In response, Stanford University-led researchers performed the first large-scale X chromosome-wide association study (XWAS) of AD. Among the institutions participating were the National Center for PTSD, Behavioral Sciences Division at the VA Boston Healthcare System and the Center of Excellence for Stress and Mental Health at the VA San Diego Healthcare System.

The meta-analysis published in JAMA Neurology included genetic association studies in case-control, family-based, population-based, and longitudinal AD-related cohorts from the U.S. Alzheimer’s Disease Genetics Consortium, the Alzheimer’s Disease Sequencing Project, the UK Biobank, the Finnish health registry and the VA’s Million Veterans Program.1

The study team evaluated risk of AD through case-control logistic regression analyses. Data were analyzed between January 2023 and March 2024. Included were genetic data available from high-density single-nucleotide variant microarrays and whole-genome sequencing, as well as summary statistics for multi-tissue expression and protein quantitative trait loci, available from published studies. That enabled follow-up genetic colocalization analyses.
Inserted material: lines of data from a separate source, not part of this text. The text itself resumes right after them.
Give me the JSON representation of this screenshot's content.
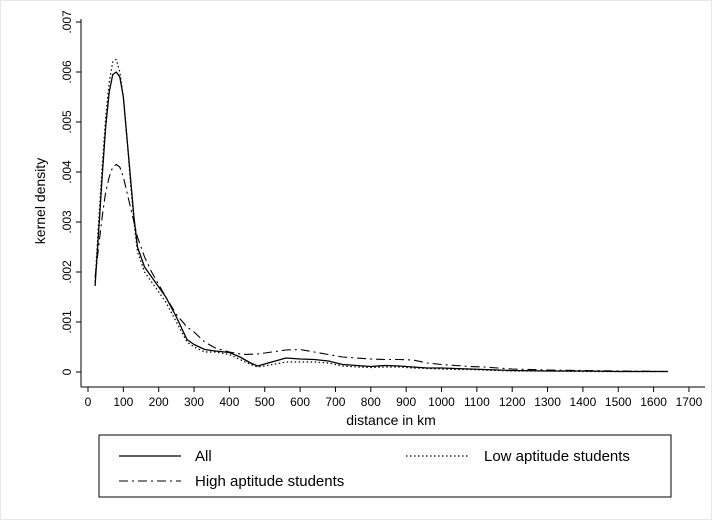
{
  "chart_data": {
    "type": "line",
    "xlabel": "distance in km",
    "ylabel": "kernel density",
    "xlim": [
      0,
      1700
    ],
    "ylim": [
      0,
      0.007
    ],
    "x_ticks": [
      0,
      100,
      200,
      300,
      400,
      500,
      600,
      700,
      800,
      900,
      1000,
      1100,
      1200,
      1300,
      1400,
      1500,
      1600,
      1700
    ],
    "x_tick_labels": [
      "0",
      "100",
      "200",
      "300",
      "400",
      "500",
      "600",
      "700",
      "800",
      "900",
      "1000",
      "1100",
      "1200",
      "1300",
      "1400",
      "1500",
      "1600",
      "1700"
    ],
    "y_ticks": [
      0,
      0.001,
      0.002,
      0.003,
      0.004,
      0.005,
      0.006,
      0.007
    ],
    "y_tick_labels": [
      "0",
      ".001",
      ".002",
      ".003",
      ".004",
      ".005",
      ".006",
      ".007"
    ],
    "grid": false,
    "legend_position": "bottom",
    "series": [
      {
        "name": "All",
        "style": "solid",
        "x": [
          20,
          30,
          40,
          50,
          60,
          70,
          80,
          90,
          100,
          110,
          120,
          130,
          140,
          160,
          180,
          200,
          220,
          250,
          280,
          300,
          330,
          360,
          400,
          430,
          460,
          480,
          500,
          530,
          560,
          600,
          640,
          680,
          720,
          760,
          800,
          840,
          880,
          920,
          960,
          1000,
          1040,
          1080,
          1120,
          1160,
          1200,
          1300,
          1400,
          1500,
          1640
        ],
        "y": [
          0.00172,
          0.0028,
          0.0039,
          0.0049,
          0.0056,
          0.00595,
          0.006,
          0.0059,
          0.0055,
          0.0047,
          0.0039,
          0.0031,
          0.0025,
          0.0021,
          0.0019,
          0.0017,
          0.0015,
          0.0011,
          0.00065,
          0.00055,
          0.00045,
          0.00042,
          0.00039,
          0.0003,
          0.00018,
          0.00012,
          0.00016,
          0.00022,
          0.00028,
          0.00026,
          0.00025,
          0.00022,
          0.00015,
          0.00013,
          0.00011,
          0.00013,
          0.00012,
          0.0001,
          8e-05,
          8e-05,
          7e-05,
          6e-05,
          5e-05,
          4e-05,
          3e-05,
          2e-05,
          2e-05,
          1e-05,
          1e-05
        ]
      },
      {
        "name": "Low aptitude students",
        "style": "dotted",
        "x": [
          20,
          30,
          40,
          50,
          60,
          70,
          80,
          90,
          100,
          110,
          120,
          130,
          140,
          160,
          180,
          200,
          220,
          250,
          280,
          300,
          330,
          360,
          400,
          430,
          460,
          480,
          500,
          530,
          560,
          600,
          640,
          680,
          720,
          760,
          800,
          840,
          880,
          920,
          960,
          1000,
          1040,
          1080,
          1120,
          1160,
          1200,
          1300,
          1400,
          1500,
          1640
        ],
        "y": [
          0.0018,
          0.003,
          0.0041,
          0.0051,
          0.0058,
          0.0062,
          0.00625,
          0.006,
          0.0055,
          0.0047,
          0.0038,
          0.003,
          0.0024,
          0.002,
          0.0018,
          0.0016,
          0.0014,
          0.001,
          0.0006,
          0.0005,
          0.0004,
          0.0004,
          0.00035,
          0.00025,
          0.00015,
          0.0001,
          0.00012,
          0.00016,
          0.0002,
          0.0002,
          0.0002,
          0.00018,
          0.00012,
          0.0001,
          9e-05,
          0.0001,
          0.0001,
          8e-05,
          7e-05,
          6e-05,
          5e-05,
          5e-05,
          4e-05,
          3e-05,
          2e-05,
          2e-05,
          1e-05,
          1e-05,
          1e-05
        ]
      },
      {
        "name": "High aptitude students",
        "style": "dashdot",
        "x": [
          20,
          30,
          40,
          50,
          60,
          70,
          80,
          90,
          100,
          110,
          120,
          130,
          140,
          160,
          180,
          200,
          220,
          250,
          280,
          300,
          330,
          360,
          400,
          440,
          480,
          520,
          560,
          600,
          640,
          680,
          720,
          760,
          800,
          840,
          880,
          920,
          960,
          1000,
          1040,
          1080,
          1120,
          1160,
          1200,
          1300,
          1400,
          1500,
          1640
        ],
        "y": [
          0.0019,
          0.0025,
          0.0031,
          0.0036,
          0.0039,
          0.0041,
          0.00415,
          0.0041,
          0.0039,
          0.0036,
          0.0033,
          0.003,
          0.0027,
          0.0023,
          0.002,
          0.00175,
          0.0015,
          0.00115,
          0.0009,
          0.0008,
          0.0006,
          0.00048,
          0.0004,
          0.00035,
          0.00036,
          0.0004,
          0.00044,
          0.00045,
          0.0004,
          0.00035,
          0.0003,
          0.00028,
          0.00026,
          0.00025,
          0.00025,
          0.00024,
          0.00018,
          0.00015,
          0.00013,
          0.00011,
          0.0001,
          8e-05,
          6e-05,
          4e-05,
          3e-05,
          2e-05,
          1e-05
        ]
      }
    ]
  }
}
The researchers selected about 1.6 million eligible participants from referred and volunteer samples, 477,596 of whom were excluded for analysis exclusion criteria. Risk of AD was reported as odds ratios (ORs) with 95% CIs. Associations were considered at X chromosome-wide (P < 1 × 10-5) and genome-wide (P < 5 × 10-8) significance. Primary analyses are nonstratified, while secondary analyses evaluate sex-stratified effects.

The analyses included nearly 1.6 million participants of non-Hispanic white, European ancestry, 57.5% female; 138,558 of them had AD. Results indicated that 6 independent genetic loci passed X chromosome-wide significance, with 4 showing support for links between the genetic signal for AD and expression of nearby genes in brain and non-brain tissues. “One of these 4 loci passed conservative genome-wide significance, with its lead variant centered on an intron of SLC9A7 (OR, 1.03; 95% CI, 1.02-1.04) and colocalization analyses prioritizing both the SLC9A7 and nearby CHST7 genes,” the authors explained. “Of these 6 loci, 4 displayed evidence for escape from X chromosome inactivation with regard to AD risk.”
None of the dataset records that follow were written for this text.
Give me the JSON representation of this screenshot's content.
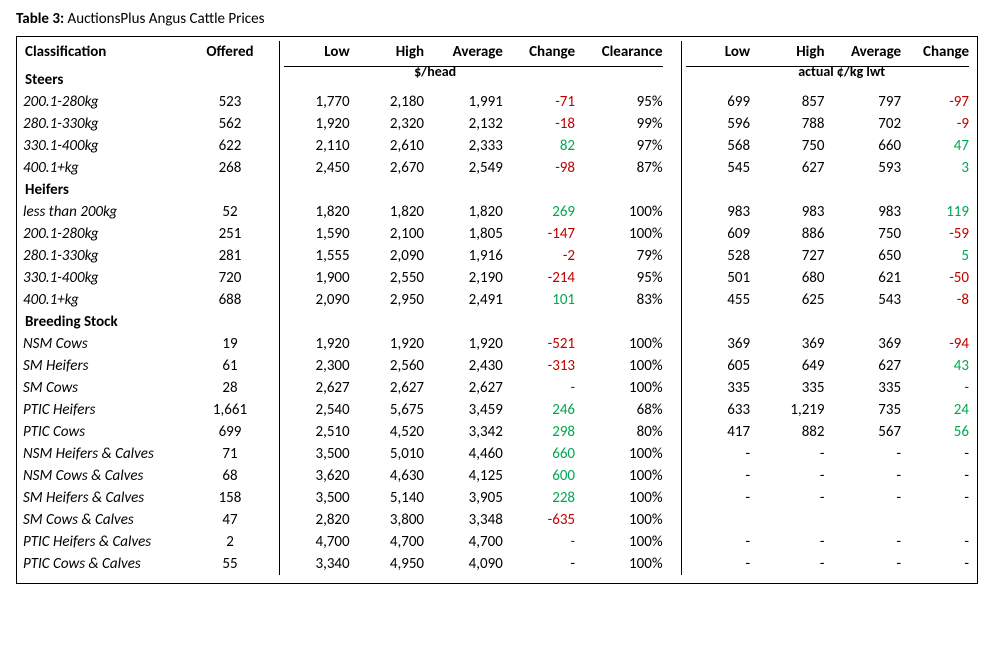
{
  "title_prefix": "Table 3:",
  "title_rest": " AuctionsPlus Angus Cattle Prices",
  "headers": {
    "classification": "Classification",
    "offered": "Offered",
    "low": "Low",
    "high": "High",
    "average": "Average",
    "change": "Change",
    "clearance": "Clearance",
    "unit_head": "$/head",
    "unit_lwt": "actual ¢/kg lwt"
  },
  "sections": [
    {
      "name": "Steers",
      "rows": [
        {
          "cls": "200.1-280kg",
          "off": "523",
          "l1": "1,770",
          "h1": "2,180",
          "a1": "1,991",
          "c1": "-71",
          "c1s": "neg",
          "clr": "95%",
          "l2": "699",
          "h2": "857",
          "a2": "797",
          "c2": "-97",
          "c2s": "neg"
        },
        {
          "cls": "280.1-330kg",
          "off": "562",
          "l1": "1,920",
          "h1": "2,320",
          "a1": "2,132",
          "c1": "-18",
          "c1s": "neg",
          "clr": "99%",
          "l2": "596",
          "h2": "788",
          "a2": "702",
          "c2": "-9",
          "c2s": "neg"
        },
        {
          "cls": "330.1-400kg",
          "off": "622",
          "l1": "2,110",
          "h1": "2,610",
          "a1": "2,333",
          "c1": "82",
          "c1s": "pos",
          "clr": "97%",
          "l2": "568",
          "h2": "750",
          "a2": "660",
          "c2": "47",
          "c2s": "pos"
        },
        {
          "cls": "400.1+kg",
          "off": "268",
          "l1": "2,450",
          "h1": "2,670",
          "a1": "2,549",
          "c1": "-98",
          "c1s": "neg",
          "clr": "87%",
          "l2": "545",
          "h2": "627",
          "a2": "593",
          "c2": "3",
          "c2s": "pos"
        }
      ]
    },
    {
      "name": "Heifers",
      "rows": [
        {
          "cls": "less than 200kg",
          "off": "52",
          "l1": "1,820",
          "h1": "1,820",
          "a1": "1,820",
          "c1": "269",
          "c1s": "pos",
          "clr": "100%",
          "l2": "983",
          "h2": "983",
          "a2": "983",
          "c2": "119",
          "c2s": "pos"
        },
        {
          "cls": "200.1-280kg",
          "off": "251",
          "l1": "1,590",
          "h1": "2,100",
          "a1": "1,805",
          "c1": "-147",
          "c1s": "neg",
          "clr": "100%",
          "l2": "609",
          "h2": "886",
          "a2": "750",
          "c2": "-59",
          "c2s": "neg"
        },
        {
          "cls": "280.1-330kg",
          "off": "281",
          "l1": "1,555",
          "h1": "2,090",
          "a1": "1,916",
          "c1": "-2",
          "c1s": "neg",
          "clr": "79%",
          "l2": "528",
          "h2": "727",
          "a2": "650",
          "c2": "5",
          "c2s": "pos"
        },
        {
          "cls": "330.1-400kg",
          "off": "720",
          "l1": "1,900",
          "h1": "2,550",
          "a1": "2,190",
          "c1": "-214",
          "c1s": "neg",
          "clr": "95%",
          "l2": "501",
          "h2": "680",
          "a2": "621",
          "c2": "-50",
          "c2s": "neg"
        },
        {
          "cls": "400.1+kg",
          "off": "688",
          "l1": "2,090",
          "h1": "2,950",
          "a1": "2,491",
          "c1": "101",
          "c1s": "pos",
          "clr": "83%",
          "l2": "455",
          "h2": "625",
          "a2": "543",
          "c2": "-8",
          "c2s": "neg"
        }
      ]
    },
    {
      "name": "Breeding Stock",
      "rows": [
        {
          "cls": "NSM Cows",
          "off": "19",
          "l1": "1,920",
          "h1": "1,920",
          "a1": "1,920",
          "c1": "-521",
          "c1s": "neg",
          "clr": "100%",
          "l2": "369",
          "h2": "369",
          "a2": "369",
          "c2": "-94",
          "c2s": "neg"
        },
        {
          "cls": "SM Heifers",
          "off": "61",
          "l1": "2,300",
          "h1": "2,560",
          "a1": "2,430",
          "c1": "-313",
          "c1s": "neg",
          "clr": "100%",
          "l2": "605",
          "h2": "649",
          "a2": "627",
          "c2": "43",
          "c2s": "pos"
        },
        {
          "cls": "SM Cows",
          "off": "28",
          "l1": "2,627",
          "h1": "2,627",
          "a1": "2,627",
          "c1": "-",
          "c1s": "neg",
          "clr": "100%",
          "l2": "335",
          "h2": "335",
          "a2": "335",
          "c2": "-",
          "c2s": "neg"
        },
        {
          "cls": "PTIC Heifers",
          "off": "1,661",
          "l1": "2,540",
          "h1": "5,675",
          "a1": "3,459",
          "c1": "246",
          "c1s": "pos",
          "clr": "68%",
          "l2": "633",
          "h2": "1,219",
          "a2": "735",
          "c2": "24",
          "c2s": "pos"
        },
        {
          "cls": "PTIC Cows",
          "off": "699",
          "l1": "2,510",
          "h1": "4,520",
          "a1": "3,342",
          "c1": "298",
          "c1s": "pos",
          "clr": "80%",
          "l2": "417",
          "h2": "882",
          "a2": "567",
          "c2": "56",
          "c2s": "pos"
        },
        {
          "cls": "NSM Heifers & Calves",
          "off": "71",
          "l1": "3,500",
          "h1": "5,010",
          "a1": "4,460",
          "c1": "660",
          "c1s": "pos",
          "clr": "100%",
          "l2": "-",
          "h2": "-",
          "a2": "-",
          "c2": "-",
          "c2s": ""
        },
        {
          "cls": "NSM Cows & Calves",
          "off": "68",
          "l1": "3,620",
          "h1": "4,630",
          "a1": "4,125",
          "c1": "600",
          "c1s": "pos",
          "clr": "100%",
          "l2": "-",
          "h2": "-",
          "a2": "-",
          "c2": "-",
          "c2s": ""
        },
        {
          "cls": "SM Heifers & Calves",
          "off": "158",
          "l1": "3,500",
          "h1": "5,140",
          "a1": "3,905",
          "c1": "228",
          "c1s": "pos",
          "clr": "100%",
          "l2": "-",
          "h2": "-",
          "a2": "-",
          "c2": "-",
          "c2s": ""
        },
        {
          "cls": "SM Cows & Calves",
          "off": "47",
          "l1": "2,820",
          "h1": "3,800",
          "a1": "3,348",
          "c1": "-635",
          "c1s": "neg",
          "clr": "100%",
          "l2": "",
          "h2": "",
          "a2": "",
          "c2": "",
          "c2s": ""
        },
        {
          "cls": "PTIC Heifers & Calves",
          "off": "2",
          "l1": "4,700",
          "h1": "4,700",
          "a1": "4,700",
          "c1": "-",
          "c1s": "neg",
          "clr": "100%",
          "l2": "-",
          "h2": "-",
          "a2": "-",
          "c2": "-",
          "c2s": ""
        },
        {
          "cls": "PTIC Cows & Calves",
          "off": "55",
          "l1": "3,340",
          "h1": "4,950",
          "a1": "4,090",
          "c1": "-",
          "c1s": "",
          "clr": "100%",
          "l2": "-",
          "h2": "-",
          "a2": "-",
          "c2": "-",
          "c2s": ""
        }
      ]
    }
  ]
}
The report pointed out that the large-scale XWAS of AD identified the novel SLC9A7 locus. SLC9A7 regulates pH homeostasis in Golgi secretory compartments and is anticipated to have downstream effects on amyloid β accumulation.

“Overall, this study advances our knowledge of AD genetics and may provide novel biological drug targets,” the authors concluded. “The results further provide initial insights into elucidating the role of the X chromosome in sex-based differences in AD.”

 

  1. Belloy ME, Le Guen Y, Stewart I, Williams K, et. Al. Role of the X Chromosome in Alzheimer Disease Genetics. JAMA Neurol. 2024 Sep 9:e242843. doi: 10.1001/jamaneurol.2024.2843. Epub ahead of print. PMID: 39250132; PMCID: PMC11385320.